Este manual básico ha sido sistemáticamente ignorado por los gobiernos de España al afrontar el problema de Cataluña. El resultado es que nos hallamos en un escenario peor que en el de hace un año. Quién nos hubiese dicho entonces que los derrotados del 1 de octubre, como convino en llamarlos la hoy vicenada Soraya, se encargarían meses más tarde de pasaportar al Gobierno de Rajoy en beneficio de Pedro Sánchez, cooperador necesario de los planes golpistas.
La cuestión es que se cumple el primer aniversario del 1-0 y todo sigue igual o peor. Siguiendo con el símil guerrero, lo que está marcando el resultado de la batalla es que una de las partes está combatiendo con todas sus efectivos y material de guerra, mientras que a la otra, por contra, lo que le preocupa es infringir el menor daño posible al enemigo. Si los separatistas catalanes tienen más escaños en el Parlament que antes del 1 de Octubre, Ley Electoral aparte, es porque nunca han sentido complejos en proclamar lo que son ni han recurrido a los camuflajes semánticos para ocultar sus vergüenzas. En cambio,, los partidos llamados unionistas no son siquiera capaces de calificarse a sí mismos como españolistas, recurriendo a un calificativo relacionado con una Constitución ambigua y difusa por la que pocos españoles, por no decir ninguno, estarían dispuestos a dejarse la vida.
Por otra parte, pretender que se puede arreglar en doce meses lo que se pudrió a lo largo de más de treinta años es una ocasión perdida que agiganta nuestra convicción de que estamos siendo gobernados por auténticos cobardes y traidores. ¿Nos podemos sentir extrañados de que los separatistas estén tan envalentonados cuando la vicepresidenta del Gobierno de Sánchez acaba de mariposear con el posible indulto a los sediciosos catalanes, aún cuando sus delitos se hallan pendientes de juicio?

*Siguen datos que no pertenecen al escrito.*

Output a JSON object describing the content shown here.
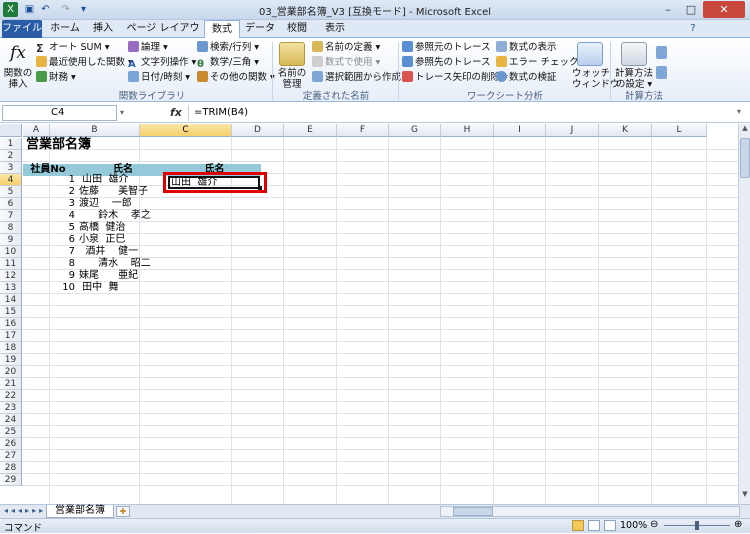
{
  "window": {
    "title": "03_営業部名簿_V3 [互換モード] - Microsoft Excel"
  },
  "tabs": [
    "ファイル",
    "ホーム",
    "挿入",
    "ページ レイアウト",
    "数式",
    "データ",
    "校閲",
    "表示"
  ],
  "ribbon": {
    "function_library": {
      "insert_function": "関数の\n挿入",
      "items": [
        "オート SUM ▾",
        "最近使用した関数 ▾",
        "財務 ▾",
        "論理 ▾",
        "文字列操作 ▾",
        "日付/時刻 ▾",
        "検索/行列 ▾",
        "数学/三角 ▾",
        "その他の関数 ▾"
      ],
      "group_label": "関数ライブラリ"
    },
    "defined_names": {
      "name_manager": "名前の\n管理",
      "items": [
        "名前の定義 ▾",
        "数式で使用 ▾",
        "選択範囲から作成"
      ],
      "group_label": "定義された名前"
    },
    "formula_auditing": {
      "items": [
        "参照元のトレース",
        "参照先のトレース",
        "トレース矢印の削除 ▾",
        "数式の表示",
        "エラー チェック ▾",
        "数式の検証"
      ],
      "watch_window": "ウォッチ\nウィンドウ",
      "group_label": "ワークシート分析"
    },
    "calculation": {
      "calc_options": "計算方法\nの設定 ▾",
      "group_label": "計算方法"
    }
  },
  "formula_bar": {
    "name_box": "C4",
    "fx": "fx",
    "formula": "=TRIM(B4)"
  },
  "columns": [
    "A",
    "B",
    "C",
    "D",
    "E",
    "F",
    "G",
    "H",
    "I",
    "J",
    "K",
    "L"
  ],
  "rows": [
    "1",
    "2",
    "3",
    "4",
    "5",
    "6",
    "7",
    "8",
    "9",
    "10",
    "11",
    "12",
    "13",
    "14",
    "15",
    "16",
    "17",
    "18",
    "19",
    "20",
    "21",
    "22",
    "23",
    "24",
    "25",
    "26",
    "27",
    "28",
    "29"
  ],
  "sheet": {
    "title": "営業部名簿",
    "header": {
      "no": "社員No",
      "name": "氏名",
      "trimmed": "氏名"
    },
    "records": [
      {
        "no": "1",
        "name": " 山田  雄介"
      },
      {
        "no": "2",
        "name": "佐藤      美智子"
      },
      {
        "no": "3",
        "name": "渡辺    一郎"
      },
      {
        "no": "4",
        "name": "      鈴木    孝之"
      },
      {
        "no": "5",
        "name": "高橋  健治"
      },
      {
        "no": "6",
        "name": "小泉  正巳"
      },
      {
        "no": "7",
        "name": "  酒井    健一"
      },
      {
        "no": "8",
        "name": "      清水    昭二"
      },
      {
        "no": "9",
        "name": "妹尾      亜紀"
      },
      {
        "no": "10",
        "name": " 田中  舞"
      }
    ],
    "c4_value": "山田  雄介"
  },
  "sheet_tabs": [
    "営業部名簿"
  ],
  "status": {
    "mode": "コマンド",
    "zoom": "100%"
  }
}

Los golpistas han salido fortalecidos tras el 1-0 porque se ha dado a los golpistas todos los medios y ventajas. El 155 supuso tan sólo la convocatoria de elecciones para que nada cambie y estemos tan mal como al principio. O peor aún. Salir a combatir al enemigo sin la voluntad de aniquilarlo te predispone a la derrota, que es lo que ha pasado. El Gobierno anterior permitió que los separatistas concurriesen a las elecciones con los golpistas encabezando sus listas, con sus estructuras golpistas intactas y con una TV3, al servicio permanente del procès y dedicada día y noche a la tarea de inculcar el odio a España.
Acometer la tarea de derrotar al separatismo sin acabar con sus abrevaderos económicos y propagandísticos sólo puede responder al plan deliberado de un cobarde o de un traidor al servicio de alguna logia. Como describió el periodista Pablo Planas, el peculiar sistema escolar de Cataluña es una de esas estructuras por las que el Estado ha pasado de largo a pesar de tener constancia no sólo de los estragos del perverso y enfermizo método de la inmersión lingüística sino de la carga de adoctrinamiento en la superioridad catalana y la derivada del odio a España que predican unos maestros mutados en comisarios políticos desde preescolar hasta la universidad.
Han pasado sólo unos mees del simbólico acto en el que los directores de instituto entregaron a Puigdemont las llaves de sus centros para celebrar el referéndum ilegal del 1-O. Los siguientes días se dedicaron con extremo celo a inculcar en los críos un rencor ciego y absoluto contra la Policía y la Guardia Civil. Y no es que no les importara que entre los discípulos hubiera hijos de agentes de esos cuerpos, sino que se cebaron especialmente en ellos.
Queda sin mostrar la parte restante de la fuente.